Photovoltaik zur Energieversorgung von Taschenrechnern, Uhren und anderen Kleinstanwendungen ist jedermann seit vielen Jahren bekannt. Kann aber diese Technologie auch einmal in energiewirtschaftlichen Dimensionen dazu beitragen, den Energiebedarf der technisierten Menschheit dauerhaft und umweltverträglich zu decken ?

Photovoltaik - eine Option für die zukünftige Energieversorgung?

Von Hubert Fechner und Michael Heidenreich*

Immer mehr rücken die bläulich schimmernden stromerzeugenden Zellen in den Blickpunkt. Im Straßenbild Wiens werden seit kurzem auch die Schmieranlagen der Straßenbahnweichen mit Strom aus Solarzellen betrieben. Parkscheinautomaten, Notrufsäulen, Messstationen und Almhütten sind ja bereits länger die typischen Anwendungsbereiche von Solarzellen. Abseits der Stromnetze hat sich die Photovoltaik (PV) besonders auch in Entwicklungsländern für Wasserpumpsysteme und medizinische Einrichtungen etabliert.

Abbildung 1: Kumulierte Photovoltaikkapazität von 1988 -2000 in Österreich. Im Jahr 2000 haben Inselanlagen einen Marktanteil von 34,3% und netzgekoppelte Anlagen einen Anteil von 65,7% /1/

Die österreichische Marktentwicklung von 1988 bis 2000 zeigt Abbildung 1. Die jährlich neu installierten Photovoltaikkapazitäten erhöhten sich kontinuierlich um bis zu 52% pro Jahr von 81 kWp im Jahr 1988 auf 4874 kWp im letzten Jahr.
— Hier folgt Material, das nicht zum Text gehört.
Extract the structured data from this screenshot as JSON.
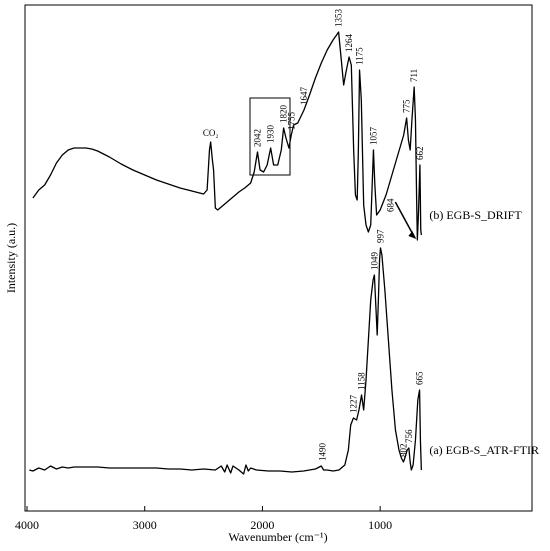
{
  "chart_data": {
    "type": "line",
    "x_label": "Wavenumber (cm⁻¹)",
    "y_label": "Intensity (a.u.)",
    "xlim": [
      4017,
      -290
    ],
    "ylim": [
      0,
      506
    ],
    "xticks": [
      4000,
      3000,
      2000,
      1000
    ],
    "series": [
      {
        "name": "(b) EGB-S_DRIFT",
        "color": "#000000",
        "x": [
          3950,
          3900,
          3850,
          3800,
          3750,
          3700,
          3650,
          3600,
          3550,
          3500,
          3450,
          3400,
          3300,
          3200,
          3100,
          3000,
          2900,
          2800,
          2700,
          2600,
          2500,
          2470,
          2450,
          2440,
          2425,
          2415,
          2400,
          2380,
          2330,
          2280,
          2230,
          2200,
          2150,
          2100,
          2070,
          2042,
          2020,
          1990,
          1960,
          1930,
          1905,
          1870,
          1840,
          1820,
          1800,
          1775,
          1755,
          1735,
          1700,
          1647,
          1600,
          1550,
          1500,
          1450,
          1400,
          1370,
          1353,
          1330,
          1310,
          1290,
          1264,
          1245,
          1225,
          1210,
          1195,
          1185,
          1175,
          1160,
          1140,
          1120,
          1100,
          1080,
          1057,
          1045,
          1030,
          1000,
          950,
          900,
          850,
          800,
          775,
          760,
          745,
          730,
          711,
          700,
          690,
          684,
          675,
          662,
          655,
          650
        ],
        "values": [
          313,
          321,
          326,
          336,
          348,
          356,
          361,
          363,
          363,
          363,
          362,
          360,
          354,
          347,
          341,
          336,
          331,
          327,
          323,
          320,
          317,
          321,
          361,
          369,
          351,
          341,
          303,
          301,
          306,
          311,
          316,
          319,
          323,
          328,
          339,
          359,
          341,
          339,
          346,
          363,
          346,
          346,
          361,
          383,
          373,
          363,
          376,
          386,
          388,
          401,
          416,
          433,
          448,
          461,
          471,
          476,
          479,
          451,
          426,
          439,
          454,
          446,
          361,
          316,
          311,
          361,
          441,
          411,
          306,
          286,
          279,
          286,
          361,
          326,
          296,
          301,
          316,
          336,
          356,
          376,
          393,
          371,
          361,
          391,
          424,
          391,
          311,
          271,
          296,
          346,
          281,
          276
        ],
        "peaks": [
          {
            "x": 2042,
            "y": 359
          },
          {
            "x": 1930,
            "y": 363
          },
          {
            "x": 1820,
            "y": 383
          },
          {
            "x": 1755,
            "y": 376
          },
          {
            "x": 1647,
            "y": 401
          },
          {
            "x": 1353,
            "y": 479
          },
          {
            "x": 1264,
            "y": 454
          },
          {
            "x": 1175,
            "y": 441
          },
          {
            "x": 1057,
            "y": 361
          },
          {
            "x": 775,
            "y": 393
          },
          {
            "x": 711,
            "y": 424
          },
          {
            "x": 662,
            "y": 346
          }
        ],
        "arrow_peaks": [
          {
            "x": 684,
            "y": 271
          }
        ],
        "annotation": {
          "text": "CO₂",
          "x": 2440,
          "y": 369
        }
      },
      {
        "name": "(a) EGB-S_ATR-FTIR",
        "color": "#000000",
        "x": [
          3980,
          3950,
          3900,
          3850,
          3800,
          3750,
          3700,
          3650,
          3600,
          3500,
          3400,
          3300,
          3200,
          3100,
          3000,
          2900,
          2800,
          2700,
          2600,
          2500,
          2400,
          2350,
          2320,
          2300,
          2270,
          2250,
          2200,
          2160,
          2140,
          2120,
          2100,
          2050,
          1950,
          1850,
          1750,
          1650,
          1550,
          1500,
          1480,
          1450,
          1400,
          1350,
          1300,
          1270,
          1250,
          1227,
          1200,
          1180,
          1158,
          1140,
          1120,
          1100,
          1080,
          1060,
          1049,
          1035,
          1025,
          1015,
          1005,
          997,
          985,
          960,
          930,
          900,
          870,
          840,
          820,
          802,
          790,
          770,
          756,
          745,
          735,
          720,
          700,
          680,
          665,
          658,
          650
        ],
        "values": [
          41,
          40,
          43,
          41,
          45,
          42,
          44,
          43,
          44,
          44,
          44,
          43,
          43,
          43,
          43,
          43,
          42,
          42,
          41,
          42,
          41,
          45,
          39,
          46,
          38,
          45,
          41,
          37,
          46,
          40,
          43,
          41,
          40,
          40,
          39,
          40,
          42,
          45,
          41,
          41,
          40,
          41,
          46,
          61,
          86,
          93,
          91,
          101,
          116,
          101,
          131,
          171,
          211,
          231,
          236,
          201,
          176,
          211,
          251,
          263,
          256,
          221,
          171,
          121,
          81,
          61,
          53,
          49,
          53,
          61,
          63,
          49,
          41,
          46,
          71,
          111,
          121,
          71,
          41
        ],
        "peaks": [
          {
            "x": 1490,
            "y": 45
          },
          {
            "x": 1227,
            "y": 93
          },
          {
            "x": 1158,
            "y": 116
          },
          {
            "x": 1049,
            "y": 236
          },
          {
            "x": 997,
            "y": 263
          },
          {
            "x": 802,
            "y": 49
          },
          {
            "x": 756,
            "y": 63
          },
          {
            "x": 665,
            "y": 121
          }
        ]
      }
    ]
  }
}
Die solare Stromproduktion stieg auf etwa 3,2 GWh im Jahr 2000. Der 35%-ige Anstieg um 1272 kWp von 1999 auf 2000 resultiert überwiegend aus der steigenden Anzahl von Großprojekten. Weitere Beispiele für diesen Trend sind die 1,3 km lange Solar-Schallschutzmauer auf der Südautobahn bei Gleisdorf und die 2200 m² große Dachanlage in St.Veit/Glan, die den notwendigen Strom zur Produktion von thermischen Sonnenkollektoren generiert. Auch die Wiener Stadtverwaltung plant eine PV-Großanlage von immerhin etwa 850 m². Die Marktaufteilung verschiebt sich immer mehr von den Inselanlagen auf netzgekoppelte Systeme, die zwei Drittel der in Österreich installierten Leistung ausmachen. Diese Entwicklung wird durch günstige Förderbedingungen bzw. erhöhte Einspeisetarife in Kärnten, Oberösterreich, Steiermark und Vorarlberg forciert.
Die Preisentwicklung der Solarmodule von 1990 bis 1999 ist im Abbildung 2 dargestellt. Während der Kostentrend bis 1996 kontinuierlich um etwa 3% pro Jahr fiel, stabilisierten und stiegen die Modulkosten in den letzten Jahren durch die übergroße Nachfrage am Weltmarkt. Gründe hierfür sind die Förderprogramme in Deutschland, Japan, Holland und den USA. Da der weltweite Solarmodulmarkt überhitzt ist, werden die Modulkosten sicherlich auch weiterhin auf dem hohen Niveau bleiben.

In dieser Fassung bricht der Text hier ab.